Get Ready For Some Release Calendar Dry Spells
Covid-19 is an absolute champion at disrupting people’s lives. Truly, no single event has had such a spotless track record when it comes to scattering plans and schedules to the four winds. Movies? Unshootable. Television? Mostly cancelled. But what about our old pal video games? How’s he holding up in these (colossal sigh) unprecedented times? Maybe not so hot, it turns out!
A recent interview with the higher ups at Square Enix laid bare the brutal impact Covid-19 has had on their development schedule. According to president Yosuke Matsuda, “time has stood still in terms of production.” Games are normally pretty bad at coming out on time as it is. Things like delays and new release dates happen all the time. Now? We might as well scratch those dates out and replace them all with an exhausted shrug. Just some red-eyed woman in yesterday’s clothes, running her hands through her hair, struggling to light a cigarette with shaking hands.
Not every game will suffer this way! Some teams have been working remote since the very beginning. Some people never had a big team in the first place, so the lines of communication aren’t as fractured. But AAA town is a smoking ruin, my friends. Nintendo stopped doing full-sized Directs, since concrete game news has gotten so scarce. The new console rollouts have been a strange, last-minute affair for both Microsoft and Sony. There are delay announcements for games almost every day. And this is just for the games that are pretty much finished. The real trouble starts when you consider the projects that have barely started.

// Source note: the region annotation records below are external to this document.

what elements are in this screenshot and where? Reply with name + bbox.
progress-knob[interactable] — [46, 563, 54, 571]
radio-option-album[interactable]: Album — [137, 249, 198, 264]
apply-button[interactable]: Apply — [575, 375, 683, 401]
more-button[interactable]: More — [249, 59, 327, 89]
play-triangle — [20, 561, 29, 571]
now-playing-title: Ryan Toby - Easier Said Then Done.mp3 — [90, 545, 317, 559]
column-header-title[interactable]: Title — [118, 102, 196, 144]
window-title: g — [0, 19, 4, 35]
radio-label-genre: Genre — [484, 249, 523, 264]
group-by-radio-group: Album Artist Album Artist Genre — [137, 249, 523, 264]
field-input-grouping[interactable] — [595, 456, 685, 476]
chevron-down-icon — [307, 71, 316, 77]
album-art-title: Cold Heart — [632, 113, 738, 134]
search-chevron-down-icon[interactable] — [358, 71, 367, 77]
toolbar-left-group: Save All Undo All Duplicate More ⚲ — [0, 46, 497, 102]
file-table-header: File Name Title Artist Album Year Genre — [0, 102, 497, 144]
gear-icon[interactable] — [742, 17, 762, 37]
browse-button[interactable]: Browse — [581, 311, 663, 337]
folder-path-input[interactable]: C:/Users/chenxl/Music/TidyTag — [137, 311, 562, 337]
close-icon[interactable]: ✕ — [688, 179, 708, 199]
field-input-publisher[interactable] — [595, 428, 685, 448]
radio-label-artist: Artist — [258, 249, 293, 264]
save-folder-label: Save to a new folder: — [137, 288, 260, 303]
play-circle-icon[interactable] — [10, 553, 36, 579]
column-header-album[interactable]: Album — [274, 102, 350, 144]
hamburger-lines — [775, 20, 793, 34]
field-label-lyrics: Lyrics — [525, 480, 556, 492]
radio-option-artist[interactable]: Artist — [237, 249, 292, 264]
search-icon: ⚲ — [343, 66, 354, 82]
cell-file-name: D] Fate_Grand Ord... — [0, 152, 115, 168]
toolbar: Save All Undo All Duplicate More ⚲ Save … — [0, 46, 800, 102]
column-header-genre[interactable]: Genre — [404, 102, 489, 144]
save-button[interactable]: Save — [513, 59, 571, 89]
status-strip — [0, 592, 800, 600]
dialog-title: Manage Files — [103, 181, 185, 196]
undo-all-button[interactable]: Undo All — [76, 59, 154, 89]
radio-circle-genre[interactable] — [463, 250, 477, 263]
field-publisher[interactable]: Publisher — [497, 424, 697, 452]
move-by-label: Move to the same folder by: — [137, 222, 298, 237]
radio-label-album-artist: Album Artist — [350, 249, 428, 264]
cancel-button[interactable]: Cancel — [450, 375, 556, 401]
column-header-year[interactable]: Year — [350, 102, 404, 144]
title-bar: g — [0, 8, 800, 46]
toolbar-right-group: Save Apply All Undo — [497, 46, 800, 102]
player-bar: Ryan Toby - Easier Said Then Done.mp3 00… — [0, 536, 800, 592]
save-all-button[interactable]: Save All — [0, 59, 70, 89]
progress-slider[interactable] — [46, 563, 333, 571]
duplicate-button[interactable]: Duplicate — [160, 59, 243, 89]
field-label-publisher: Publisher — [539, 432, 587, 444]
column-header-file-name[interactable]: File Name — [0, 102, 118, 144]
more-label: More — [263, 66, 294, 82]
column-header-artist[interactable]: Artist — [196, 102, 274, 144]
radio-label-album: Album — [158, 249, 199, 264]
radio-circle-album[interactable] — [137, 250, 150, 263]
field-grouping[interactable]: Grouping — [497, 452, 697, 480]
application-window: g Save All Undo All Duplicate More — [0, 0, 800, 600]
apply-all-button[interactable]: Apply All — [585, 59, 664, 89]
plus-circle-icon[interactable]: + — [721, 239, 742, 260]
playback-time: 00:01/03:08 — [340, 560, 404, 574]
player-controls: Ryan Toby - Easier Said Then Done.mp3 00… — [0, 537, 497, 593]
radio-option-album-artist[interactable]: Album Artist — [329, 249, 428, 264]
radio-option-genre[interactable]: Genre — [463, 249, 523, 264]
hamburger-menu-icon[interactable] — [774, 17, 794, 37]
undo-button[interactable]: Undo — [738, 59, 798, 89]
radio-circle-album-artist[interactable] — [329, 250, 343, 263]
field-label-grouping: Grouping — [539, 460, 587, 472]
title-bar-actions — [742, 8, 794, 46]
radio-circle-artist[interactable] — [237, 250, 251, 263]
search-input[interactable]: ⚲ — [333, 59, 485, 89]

It won’t happen right away, but we’re eventually going to see shorter and shorter lists of monthly releases over the next year or so. Between the transition to a new console generation and the current development restrictions, whole calendar months with less than 10 games coming out might be in our future. Indie games and shovelware won’t be hit too hard, but the AAA landscape is going to look real weird. This is one instance where I would be so happy to be proven wrong. Whether we adapt to our new normal, or a vaccine actually happens, production might not grind to a halt. But it’s uhhhhh, it’s not looking good.